Perideridia gairdneri is a species of flowering plant in the family Apiaceae known by the common names common yampah, Gardner's yampah and Squaw root. It is native to western North America from southwestern Canada to California to New Mexico, where it grows in many types of habitat. It is a perennial herb which grows to around .6–1 m. Its slender, erect stem grows from cylindrical tubers measuring up to 8 centimeters long. Leaves near the base of the plant have blades up to 35 centimeters long which are divided into many narrow, subdivided lobes. Leaves higher on the plant are smaller and less divided. The inflorescence is a compound umbel of many spherical clusters of small white flowers. These yield ribbed, rounded fruits each a few millimeters long.

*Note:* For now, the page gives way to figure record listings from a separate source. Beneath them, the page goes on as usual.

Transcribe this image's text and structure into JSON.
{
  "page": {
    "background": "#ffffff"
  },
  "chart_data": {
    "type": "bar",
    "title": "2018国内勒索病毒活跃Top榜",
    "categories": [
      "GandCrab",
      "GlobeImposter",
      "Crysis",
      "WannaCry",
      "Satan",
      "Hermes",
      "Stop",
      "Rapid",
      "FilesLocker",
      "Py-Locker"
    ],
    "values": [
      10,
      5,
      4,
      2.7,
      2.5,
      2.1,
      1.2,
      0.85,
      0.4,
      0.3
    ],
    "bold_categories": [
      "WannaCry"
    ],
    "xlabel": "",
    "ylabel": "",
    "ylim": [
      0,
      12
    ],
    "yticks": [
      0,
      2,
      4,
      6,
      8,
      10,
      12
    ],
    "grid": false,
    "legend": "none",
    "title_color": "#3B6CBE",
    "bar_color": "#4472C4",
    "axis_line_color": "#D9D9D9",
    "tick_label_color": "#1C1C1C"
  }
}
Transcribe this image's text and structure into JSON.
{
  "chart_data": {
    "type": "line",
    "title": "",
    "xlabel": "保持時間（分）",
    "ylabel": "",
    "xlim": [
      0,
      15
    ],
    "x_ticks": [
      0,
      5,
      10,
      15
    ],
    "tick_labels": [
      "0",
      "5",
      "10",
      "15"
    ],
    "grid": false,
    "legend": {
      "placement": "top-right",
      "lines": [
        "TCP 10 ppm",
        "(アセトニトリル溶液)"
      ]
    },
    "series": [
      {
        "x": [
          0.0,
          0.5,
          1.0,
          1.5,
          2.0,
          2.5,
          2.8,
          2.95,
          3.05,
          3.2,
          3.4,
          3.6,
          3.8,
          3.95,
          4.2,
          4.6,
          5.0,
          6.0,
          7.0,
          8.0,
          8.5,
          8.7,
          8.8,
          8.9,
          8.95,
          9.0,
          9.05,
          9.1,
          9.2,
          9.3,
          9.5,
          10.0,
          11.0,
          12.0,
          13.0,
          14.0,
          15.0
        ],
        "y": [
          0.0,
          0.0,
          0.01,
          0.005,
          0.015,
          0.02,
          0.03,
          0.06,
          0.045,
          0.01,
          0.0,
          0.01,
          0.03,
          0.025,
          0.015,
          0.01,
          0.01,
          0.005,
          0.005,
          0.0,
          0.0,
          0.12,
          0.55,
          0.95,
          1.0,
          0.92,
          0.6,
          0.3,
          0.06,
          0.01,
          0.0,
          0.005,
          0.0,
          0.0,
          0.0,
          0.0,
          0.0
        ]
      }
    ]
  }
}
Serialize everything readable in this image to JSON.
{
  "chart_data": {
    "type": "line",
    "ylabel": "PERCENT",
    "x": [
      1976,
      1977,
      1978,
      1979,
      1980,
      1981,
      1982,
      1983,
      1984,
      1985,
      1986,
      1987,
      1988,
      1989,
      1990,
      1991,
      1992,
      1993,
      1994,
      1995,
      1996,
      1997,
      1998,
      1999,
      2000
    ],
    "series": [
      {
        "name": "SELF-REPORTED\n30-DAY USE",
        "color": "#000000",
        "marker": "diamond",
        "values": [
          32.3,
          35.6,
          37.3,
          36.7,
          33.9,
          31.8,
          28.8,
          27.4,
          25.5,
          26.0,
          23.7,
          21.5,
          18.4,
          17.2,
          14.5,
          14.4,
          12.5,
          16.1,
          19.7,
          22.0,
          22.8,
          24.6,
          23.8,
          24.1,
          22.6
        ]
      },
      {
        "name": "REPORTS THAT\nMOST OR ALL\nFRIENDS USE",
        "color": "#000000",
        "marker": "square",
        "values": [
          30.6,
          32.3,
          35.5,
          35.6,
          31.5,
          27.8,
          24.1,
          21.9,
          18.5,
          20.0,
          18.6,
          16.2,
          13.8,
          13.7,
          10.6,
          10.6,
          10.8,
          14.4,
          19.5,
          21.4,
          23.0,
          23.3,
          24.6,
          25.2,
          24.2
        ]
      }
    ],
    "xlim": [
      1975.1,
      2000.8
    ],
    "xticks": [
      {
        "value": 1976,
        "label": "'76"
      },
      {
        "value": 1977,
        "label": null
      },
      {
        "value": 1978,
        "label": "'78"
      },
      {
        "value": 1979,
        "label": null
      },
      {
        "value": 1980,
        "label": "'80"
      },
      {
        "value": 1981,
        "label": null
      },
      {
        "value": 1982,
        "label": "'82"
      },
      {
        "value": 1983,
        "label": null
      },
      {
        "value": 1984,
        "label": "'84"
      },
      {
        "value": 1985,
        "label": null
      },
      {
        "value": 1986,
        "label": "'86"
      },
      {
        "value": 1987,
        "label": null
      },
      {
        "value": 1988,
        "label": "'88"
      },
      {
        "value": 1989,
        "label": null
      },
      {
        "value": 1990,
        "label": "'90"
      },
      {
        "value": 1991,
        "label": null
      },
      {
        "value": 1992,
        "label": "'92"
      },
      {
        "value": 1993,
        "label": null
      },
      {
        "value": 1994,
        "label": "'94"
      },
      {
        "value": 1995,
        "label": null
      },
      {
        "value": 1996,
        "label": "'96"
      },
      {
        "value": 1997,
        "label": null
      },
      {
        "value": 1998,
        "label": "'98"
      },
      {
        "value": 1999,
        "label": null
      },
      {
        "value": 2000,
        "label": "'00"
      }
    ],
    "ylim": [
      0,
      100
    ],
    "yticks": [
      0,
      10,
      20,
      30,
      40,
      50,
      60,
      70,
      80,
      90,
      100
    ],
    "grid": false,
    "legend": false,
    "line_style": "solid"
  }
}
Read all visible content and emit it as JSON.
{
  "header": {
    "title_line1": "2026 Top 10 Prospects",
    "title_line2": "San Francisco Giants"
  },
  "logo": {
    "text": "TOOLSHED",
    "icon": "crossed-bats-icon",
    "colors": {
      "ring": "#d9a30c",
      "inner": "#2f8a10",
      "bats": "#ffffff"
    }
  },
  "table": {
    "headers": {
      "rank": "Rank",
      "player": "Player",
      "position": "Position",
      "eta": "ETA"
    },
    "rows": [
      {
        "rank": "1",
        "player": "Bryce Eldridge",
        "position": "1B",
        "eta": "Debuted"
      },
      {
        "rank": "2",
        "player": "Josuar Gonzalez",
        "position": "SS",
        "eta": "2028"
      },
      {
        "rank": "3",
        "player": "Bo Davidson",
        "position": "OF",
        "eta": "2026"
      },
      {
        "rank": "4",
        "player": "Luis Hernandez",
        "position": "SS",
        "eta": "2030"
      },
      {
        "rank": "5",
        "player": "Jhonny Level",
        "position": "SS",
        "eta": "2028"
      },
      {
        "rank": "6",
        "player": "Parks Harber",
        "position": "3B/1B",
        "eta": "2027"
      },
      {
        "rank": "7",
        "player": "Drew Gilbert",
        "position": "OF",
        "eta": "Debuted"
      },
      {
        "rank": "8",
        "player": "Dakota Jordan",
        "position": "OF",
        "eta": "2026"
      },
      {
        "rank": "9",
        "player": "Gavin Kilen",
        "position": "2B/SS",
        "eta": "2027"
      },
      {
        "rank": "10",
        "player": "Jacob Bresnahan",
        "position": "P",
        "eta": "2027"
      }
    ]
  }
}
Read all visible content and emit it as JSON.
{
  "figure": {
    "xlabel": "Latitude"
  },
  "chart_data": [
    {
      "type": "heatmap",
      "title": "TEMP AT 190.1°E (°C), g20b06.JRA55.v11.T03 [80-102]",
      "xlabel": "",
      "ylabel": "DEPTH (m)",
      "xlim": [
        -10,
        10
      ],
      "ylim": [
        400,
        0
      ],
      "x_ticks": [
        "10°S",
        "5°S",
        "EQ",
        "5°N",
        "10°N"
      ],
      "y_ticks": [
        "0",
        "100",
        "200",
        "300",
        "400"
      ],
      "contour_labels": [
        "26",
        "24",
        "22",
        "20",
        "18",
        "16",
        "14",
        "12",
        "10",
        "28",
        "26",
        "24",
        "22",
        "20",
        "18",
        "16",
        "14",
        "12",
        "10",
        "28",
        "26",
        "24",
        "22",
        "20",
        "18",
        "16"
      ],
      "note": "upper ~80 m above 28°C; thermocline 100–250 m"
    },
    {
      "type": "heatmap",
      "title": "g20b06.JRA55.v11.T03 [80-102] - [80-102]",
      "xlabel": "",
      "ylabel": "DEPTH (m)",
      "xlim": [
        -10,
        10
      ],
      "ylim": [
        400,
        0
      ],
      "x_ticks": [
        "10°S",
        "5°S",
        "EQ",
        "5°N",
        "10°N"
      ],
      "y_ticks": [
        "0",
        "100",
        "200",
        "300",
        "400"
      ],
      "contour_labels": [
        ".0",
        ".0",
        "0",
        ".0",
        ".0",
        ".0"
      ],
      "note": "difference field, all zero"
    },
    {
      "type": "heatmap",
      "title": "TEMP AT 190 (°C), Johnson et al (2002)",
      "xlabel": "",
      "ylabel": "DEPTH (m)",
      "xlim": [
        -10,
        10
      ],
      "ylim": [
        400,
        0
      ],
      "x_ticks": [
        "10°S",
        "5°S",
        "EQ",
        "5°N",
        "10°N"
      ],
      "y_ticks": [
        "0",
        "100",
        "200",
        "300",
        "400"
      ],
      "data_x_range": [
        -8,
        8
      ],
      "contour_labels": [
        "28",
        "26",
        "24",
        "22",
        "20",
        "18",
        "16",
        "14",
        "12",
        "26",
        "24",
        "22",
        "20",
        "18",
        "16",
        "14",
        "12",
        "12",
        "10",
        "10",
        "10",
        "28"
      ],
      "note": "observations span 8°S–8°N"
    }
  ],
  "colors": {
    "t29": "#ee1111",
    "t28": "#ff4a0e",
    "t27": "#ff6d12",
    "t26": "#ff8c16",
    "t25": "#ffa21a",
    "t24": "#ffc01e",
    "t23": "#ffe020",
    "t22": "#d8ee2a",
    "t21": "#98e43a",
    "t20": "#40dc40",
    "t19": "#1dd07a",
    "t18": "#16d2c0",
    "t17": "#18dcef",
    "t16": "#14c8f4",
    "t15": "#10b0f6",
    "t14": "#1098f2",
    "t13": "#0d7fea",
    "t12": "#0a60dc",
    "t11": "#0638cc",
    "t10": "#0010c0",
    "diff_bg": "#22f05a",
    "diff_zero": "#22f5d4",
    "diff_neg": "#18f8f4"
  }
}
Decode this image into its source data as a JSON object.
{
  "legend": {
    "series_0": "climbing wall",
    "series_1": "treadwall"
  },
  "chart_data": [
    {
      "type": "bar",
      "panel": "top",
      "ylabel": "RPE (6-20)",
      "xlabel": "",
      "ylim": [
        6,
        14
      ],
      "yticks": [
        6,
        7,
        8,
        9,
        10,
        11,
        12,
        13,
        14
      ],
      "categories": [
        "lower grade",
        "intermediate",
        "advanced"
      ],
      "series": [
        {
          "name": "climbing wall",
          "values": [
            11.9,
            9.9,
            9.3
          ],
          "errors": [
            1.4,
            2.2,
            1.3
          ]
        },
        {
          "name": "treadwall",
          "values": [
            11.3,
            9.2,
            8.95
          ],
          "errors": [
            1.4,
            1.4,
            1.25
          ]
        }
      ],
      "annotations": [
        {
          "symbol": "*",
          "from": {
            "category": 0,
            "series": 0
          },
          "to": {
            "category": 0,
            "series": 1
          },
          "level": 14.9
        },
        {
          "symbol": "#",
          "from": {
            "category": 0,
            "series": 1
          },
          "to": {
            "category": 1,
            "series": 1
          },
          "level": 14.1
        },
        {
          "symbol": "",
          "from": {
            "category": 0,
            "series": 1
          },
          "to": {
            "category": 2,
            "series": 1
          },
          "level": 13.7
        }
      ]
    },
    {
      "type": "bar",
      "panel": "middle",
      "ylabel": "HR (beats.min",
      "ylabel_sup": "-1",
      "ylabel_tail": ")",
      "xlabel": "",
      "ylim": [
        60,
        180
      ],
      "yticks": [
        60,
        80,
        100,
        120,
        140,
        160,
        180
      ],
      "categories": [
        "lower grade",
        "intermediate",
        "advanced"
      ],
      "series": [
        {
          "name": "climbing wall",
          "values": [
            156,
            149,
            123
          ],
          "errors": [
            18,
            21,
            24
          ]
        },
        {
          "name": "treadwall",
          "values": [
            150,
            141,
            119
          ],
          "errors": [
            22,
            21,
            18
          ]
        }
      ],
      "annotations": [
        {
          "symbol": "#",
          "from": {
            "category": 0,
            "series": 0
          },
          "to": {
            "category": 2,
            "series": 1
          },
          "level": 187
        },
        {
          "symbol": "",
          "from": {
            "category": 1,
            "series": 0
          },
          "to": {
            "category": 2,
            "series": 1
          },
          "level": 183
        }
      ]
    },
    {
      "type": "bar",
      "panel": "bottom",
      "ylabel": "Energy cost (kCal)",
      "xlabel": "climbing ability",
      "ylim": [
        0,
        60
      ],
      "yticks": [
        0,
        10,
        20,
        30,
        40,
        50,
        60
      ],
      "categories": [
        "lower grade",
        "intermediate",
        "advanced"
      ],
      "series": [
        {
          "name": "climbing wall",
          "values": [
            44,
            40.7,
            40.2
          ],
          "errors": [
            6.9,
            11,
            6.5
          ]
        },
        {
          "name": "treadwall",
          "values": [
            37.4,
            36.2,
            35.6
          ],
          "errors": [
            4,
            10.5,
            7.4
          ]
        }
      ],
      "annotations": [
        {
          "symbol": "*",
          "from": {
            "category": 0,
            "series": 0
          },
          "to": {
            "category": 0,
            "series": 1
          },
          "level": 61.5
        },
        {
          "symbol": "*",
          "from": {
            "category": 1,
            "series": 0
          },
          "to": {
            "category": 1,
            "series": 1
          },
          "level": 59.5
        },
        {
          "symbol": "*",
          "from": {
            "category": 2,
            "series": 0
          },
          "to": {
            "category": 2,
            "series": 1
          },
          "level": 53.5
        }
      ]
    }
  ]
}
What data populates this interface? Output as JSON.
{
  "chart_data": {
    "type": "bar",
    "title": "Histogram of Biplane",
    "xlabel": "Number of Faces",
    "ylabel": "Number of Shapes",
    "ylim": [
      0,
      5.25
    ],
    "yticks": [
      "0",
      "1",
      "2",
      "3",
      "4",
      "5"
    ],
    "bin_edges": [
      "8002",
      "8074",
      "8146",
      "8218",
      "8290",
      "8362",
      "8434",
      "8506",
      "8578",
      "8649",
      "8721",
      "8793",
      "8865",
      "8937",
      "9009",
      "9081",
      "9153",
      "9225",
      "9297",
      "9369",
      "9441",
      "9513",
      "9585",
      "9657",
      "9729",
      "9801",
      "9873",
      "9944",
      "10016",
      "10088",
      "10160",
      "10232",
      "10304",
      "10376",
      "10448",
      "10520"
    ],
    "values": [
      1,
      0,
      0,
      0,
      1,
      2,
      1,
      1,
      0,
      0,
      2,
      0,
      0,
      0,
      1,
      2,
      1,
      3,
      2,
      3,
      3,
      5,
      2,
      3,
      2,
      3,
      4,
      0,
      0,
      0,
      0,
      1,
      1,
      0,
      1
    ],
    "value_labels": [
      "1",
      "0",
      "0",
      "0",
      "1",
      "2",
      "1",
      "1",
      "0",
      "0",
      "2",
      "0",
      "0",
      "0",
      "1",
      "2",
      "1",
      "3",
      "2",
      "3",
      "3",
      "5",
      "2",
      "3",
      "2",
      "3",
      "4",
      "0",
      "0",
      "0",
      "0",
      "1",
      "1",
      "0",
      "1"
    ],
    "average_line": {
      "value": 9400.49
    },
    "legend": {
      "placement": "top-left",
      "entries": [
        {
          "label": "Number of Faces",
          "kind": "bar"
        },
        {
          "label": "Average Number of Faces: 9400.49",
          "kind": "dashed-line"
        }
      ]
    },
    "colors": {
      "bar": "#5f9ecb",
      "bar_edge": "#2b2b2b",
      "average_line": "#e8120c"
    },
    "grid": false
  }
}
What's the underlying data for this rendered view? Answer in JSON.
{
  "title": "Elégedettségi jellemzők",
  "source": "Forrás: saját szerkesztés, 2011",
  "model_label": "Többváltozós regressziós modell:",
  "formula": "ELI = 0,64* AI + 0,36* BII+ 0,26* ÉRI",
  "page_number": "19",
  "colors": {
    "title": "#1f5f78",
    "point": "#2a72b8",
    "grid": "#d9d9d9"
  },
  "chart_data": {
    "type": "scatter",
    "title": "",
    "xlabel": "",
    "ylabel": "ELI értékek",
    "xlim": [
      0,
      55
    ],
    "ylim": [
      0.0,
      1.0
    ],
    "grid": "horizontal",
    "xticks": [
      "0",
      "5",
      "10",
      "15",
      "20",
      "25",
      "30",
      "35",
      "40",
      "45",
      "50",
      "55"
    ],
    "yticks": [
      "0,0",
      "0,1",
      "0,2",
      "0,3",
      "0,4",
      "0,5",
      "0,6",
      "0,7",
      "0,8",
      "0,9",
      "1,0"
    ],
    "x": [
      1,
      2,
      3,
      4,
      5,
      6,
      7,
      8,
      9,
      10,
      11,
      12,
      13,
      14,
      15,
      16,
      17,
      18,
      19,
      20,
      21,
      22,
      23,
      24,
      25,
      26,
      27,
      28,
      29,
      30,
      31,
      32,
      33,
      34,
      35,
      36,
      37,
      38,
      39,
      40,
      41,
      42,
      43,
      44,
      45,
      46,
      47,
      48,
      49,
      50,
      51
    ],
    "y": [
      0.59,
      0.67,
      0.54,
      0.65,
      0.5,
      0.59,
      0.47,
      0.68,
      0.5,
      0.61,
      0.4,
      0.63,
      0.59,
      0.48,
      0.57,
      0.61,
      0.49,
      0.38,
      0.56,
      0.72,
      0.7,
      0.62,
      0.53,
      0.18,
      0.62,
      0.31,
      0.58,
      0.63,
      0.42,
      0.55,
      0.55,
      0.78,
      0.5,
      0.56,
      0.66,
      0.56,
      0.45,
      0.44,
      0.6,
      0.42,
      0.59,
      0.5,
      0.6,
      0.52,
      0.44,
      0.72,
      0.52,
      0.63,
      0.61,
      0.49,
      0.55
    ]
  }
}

The entire plant is edible, but caution should be maintained as it has a similar appearance to the carrot family's deadly water hemlock and poison hemlock. It was an important food plant, even a staple food, for many Native American groups, including the Blackfoot, Northern Paiute, Cheyenne and Comanche. It would seem certain that the term yampa would be a version on the Comanche name for the tuber, variously yap, and yampa. One of the main divisions of the Comanche, the Yapainuu, were named the yap eaters, whose chief was the famous Ten Bears. More commonly referred to as the Yamparikas, this division roamed in the Northern Oklahoma area in historic times. The tuberous roots could be eaten like potatoes, roasted, steamed, eaten fresh or dried, made into mush or pinole, used as flour and flavoring, and were also used medicinally. Meriwether Lewis encountered the plant in 1805 and 1806, referring to it as a species of fennel.

This food root is called cawíitx in Nez Perce, sawítk in Sahaptin and yap in Comanche. Blackfoot Indians knew the root by the name nits-ik-opa ("double root") and by those tribes of the Pacific Northwest as either yampa, ipo, or sa'-hweet.